James Matthew Wilson |
Uma pergunta feita pelos meus filhos fez-me lembrar uma música que lhes canto todos os dias, de manhã, desde que me lembro. É a mesma música que a minha mãe me cantava, naquelas manhãs desagradáveis da minha juventude, para amortecer a dura realidade do despertar. Deixem-me repetir: canto esta música praticamente todos os dias.
Mas aqui estava eu, numa tarde de Advento, e não me
conseguia lembrar da letra. Algumas partes sim, mas outras claramente estavam
erradas. Por mais que tentasse, não me conseguia lembrar de tudo.
Porém, no dia seguinte, às 6h30, entrei na escuridão do
quarto dos meus filhos e cantei-a de cor.
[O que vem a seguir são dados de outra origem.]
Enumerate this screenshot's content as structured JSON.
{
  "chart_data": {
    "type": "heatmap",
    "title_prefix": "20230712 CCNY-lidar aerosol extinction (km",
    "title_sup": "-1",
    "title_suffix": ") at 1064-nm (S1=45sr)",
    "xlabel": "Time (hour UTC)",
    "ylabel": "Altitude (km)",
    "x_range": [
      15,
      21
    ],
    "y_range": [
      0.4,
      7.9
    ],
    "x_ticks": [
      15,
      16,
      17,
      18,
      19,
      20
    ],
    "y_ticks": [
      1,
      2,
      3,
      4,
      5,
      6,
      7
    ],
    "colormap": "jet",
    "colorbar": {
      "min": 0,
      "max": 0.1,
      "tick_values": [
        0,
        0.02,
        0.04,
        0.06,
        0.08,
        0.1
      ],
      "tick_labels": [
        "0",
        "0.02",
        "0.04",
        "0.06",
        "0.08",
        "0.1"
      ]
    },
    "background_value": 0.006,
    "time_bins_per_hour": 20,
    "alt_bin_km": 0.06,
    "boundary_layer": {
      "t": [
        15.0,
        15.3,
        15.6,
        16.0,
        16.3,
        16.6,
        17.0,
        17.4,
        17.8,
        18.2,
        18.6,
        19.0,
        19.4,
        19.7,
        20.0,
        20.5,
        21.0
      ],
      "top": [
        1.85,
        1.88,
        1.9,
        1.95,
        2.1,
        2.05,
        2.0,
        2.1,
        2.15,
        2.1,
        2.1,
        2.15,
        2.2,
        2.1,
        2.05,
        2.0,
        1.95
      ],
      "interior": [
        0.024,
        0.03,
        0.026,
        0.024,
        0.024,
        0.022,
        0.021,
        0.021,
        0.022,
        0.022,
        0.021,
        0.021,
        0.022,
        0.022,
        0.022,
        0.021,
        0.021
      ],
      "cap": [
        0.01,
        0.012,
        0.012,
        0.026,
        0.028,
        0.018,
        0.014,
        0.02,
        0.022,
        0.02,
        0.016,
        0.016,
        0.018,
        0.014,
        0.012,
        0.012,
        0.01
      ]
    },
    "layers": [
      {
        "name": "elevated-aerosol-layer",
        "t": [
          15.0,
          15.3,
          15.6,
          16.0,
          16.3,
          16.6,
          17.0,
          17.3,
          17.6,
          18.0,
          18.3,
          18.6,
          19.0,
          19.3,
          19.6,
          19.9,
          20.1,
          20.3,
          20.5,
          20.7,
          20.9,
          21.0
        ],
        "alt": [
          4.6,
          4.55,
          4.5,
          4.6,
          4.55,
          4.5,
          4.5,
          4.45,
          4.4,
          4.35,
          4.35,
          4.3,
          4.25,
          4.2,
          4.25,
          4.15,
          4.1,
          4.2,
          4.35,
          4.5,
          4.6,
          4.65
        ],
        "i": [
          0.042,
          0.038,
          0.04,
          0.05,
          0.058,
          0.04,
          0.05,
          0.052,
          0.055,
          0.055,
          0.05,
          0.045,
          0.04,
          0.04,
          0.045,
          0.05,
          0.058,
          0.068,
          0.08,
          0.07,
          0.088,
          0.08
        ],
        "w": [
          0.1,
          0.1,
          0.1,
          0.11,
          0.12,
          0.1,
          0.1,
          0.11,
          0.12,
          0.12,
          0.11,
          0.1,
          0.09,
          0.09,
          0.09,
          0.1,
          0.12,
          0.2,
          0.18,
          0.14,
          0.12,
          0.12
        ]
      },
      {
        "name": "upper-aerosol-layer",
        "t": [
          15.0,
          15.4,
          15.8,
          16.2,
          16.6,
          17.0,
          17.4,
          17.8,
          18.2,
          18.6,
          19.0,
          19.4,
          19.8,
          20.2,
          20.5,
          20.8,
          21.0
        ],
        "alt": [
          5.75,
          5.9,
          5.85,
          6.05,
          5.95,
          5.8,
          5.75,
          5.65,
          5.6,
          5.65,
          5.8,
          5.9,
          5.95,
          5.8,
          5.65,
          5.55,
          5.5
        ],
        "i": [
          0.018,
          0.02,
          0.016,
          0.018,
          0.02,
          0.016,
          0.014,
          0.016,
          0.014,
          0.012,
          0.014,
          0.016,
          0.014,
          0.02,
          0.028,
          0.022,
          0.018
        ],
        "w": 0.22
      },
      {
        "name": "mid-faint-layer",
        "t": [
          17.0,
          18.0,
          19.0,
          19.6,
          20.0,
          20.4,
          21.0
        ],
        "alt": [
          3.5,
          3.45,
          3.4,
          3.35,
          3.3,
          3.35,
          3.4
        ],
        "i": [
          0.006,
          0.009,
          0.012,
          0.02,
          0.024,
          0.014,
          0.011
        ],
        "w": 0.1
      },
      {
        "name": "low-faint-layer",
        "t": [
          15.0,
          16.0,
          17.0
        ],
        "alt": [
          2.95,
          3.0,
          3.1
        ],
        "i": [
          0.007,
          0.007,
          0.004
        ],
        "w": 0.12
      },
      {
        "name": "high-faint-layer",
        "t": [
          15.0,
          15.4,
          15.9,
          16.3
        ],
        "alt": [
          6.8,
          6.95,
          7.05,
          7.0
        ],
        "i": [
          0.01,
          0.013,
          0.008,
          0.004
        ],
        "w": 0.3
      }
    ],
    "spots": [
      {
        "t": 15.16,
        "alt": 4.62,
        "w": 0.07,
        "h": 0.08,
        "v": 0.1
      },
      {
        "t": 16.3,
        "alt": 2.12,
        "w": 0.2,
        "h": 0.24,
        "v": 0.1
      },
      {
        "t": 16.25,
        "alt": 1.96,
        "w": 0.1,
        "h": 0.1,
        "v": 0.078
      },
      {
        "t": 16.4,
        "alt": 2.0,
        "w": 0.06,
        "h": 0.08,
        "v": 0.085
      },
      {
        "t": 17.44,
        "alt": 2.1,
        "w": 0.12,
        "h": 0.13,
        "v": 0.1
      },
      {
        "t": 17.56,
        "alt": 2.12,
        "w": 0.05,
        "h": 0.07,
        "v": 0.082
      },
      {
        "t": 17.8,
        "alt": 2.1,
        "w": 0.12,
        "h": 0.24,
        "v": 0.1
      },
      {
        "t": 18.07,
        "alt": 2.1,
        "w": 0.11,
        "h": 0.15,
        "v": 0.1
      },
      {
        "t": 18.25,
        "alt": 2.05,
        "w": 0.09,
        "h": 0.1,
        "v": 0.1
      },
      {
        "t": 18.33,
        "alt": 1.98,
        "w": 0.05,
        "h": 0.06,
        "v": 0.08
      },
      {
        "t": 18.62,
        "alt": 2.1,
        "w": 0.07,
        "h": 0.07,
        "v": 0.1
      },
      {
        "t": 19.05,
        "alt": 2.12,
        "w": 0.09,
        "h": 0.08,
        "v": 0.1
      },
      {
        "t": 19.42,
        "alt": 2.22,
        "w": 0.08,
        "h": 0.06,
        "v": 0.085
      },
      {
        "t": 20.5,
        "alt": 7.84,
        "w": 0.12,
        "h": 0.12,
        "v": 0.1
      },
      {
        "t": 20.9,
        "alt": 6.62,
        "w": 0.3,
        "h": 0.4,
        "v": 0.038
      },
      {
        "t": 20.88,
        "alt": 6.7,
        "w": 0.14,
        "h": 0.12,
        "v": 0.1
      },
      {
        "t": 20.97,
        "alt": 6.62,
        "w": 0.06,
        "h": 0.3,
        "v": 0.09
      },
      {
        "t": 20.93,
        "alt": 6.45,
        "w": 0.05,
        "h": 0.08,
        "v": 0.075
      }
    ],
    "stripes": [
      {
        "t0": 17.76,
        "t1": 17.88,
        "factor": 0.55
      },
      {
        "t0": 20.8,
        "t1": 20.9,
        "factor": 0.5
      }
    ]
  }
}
As palavras vieram-me sem pensar e
sem esforço. “Bom dia, bom dia, está uma linda manhã” (trata-se de uma variação
do “Good Morning” do filme Singing in the Rain, de 1952).
Estamos perante um caso daquilo que aprendi a chamar
memória somática: a mansão que é a mente, em que nos podemos perder nos
pensamentos, abstraídos, como se nos esquecêssemos completamente do nosso corpo
– na verdade não permite tal esquecimento. Podemos divagar sobre os anjos, mas os
intelectos humanos são feitos para depender do corpo. Dependemos do corpo para
aprender o que quer que seja; este é o meio através do qual obtemos algo da
solidez do mundo exterior para o grande interior do intelecto. Mas isso é só o
começo. Corpo e alma formam um só.
O bispo Robert Barron escreve sobre esta unidade no seu
excelente livro “The
Strangest Way”, rejeitando uma separação que para muitos é tentadora.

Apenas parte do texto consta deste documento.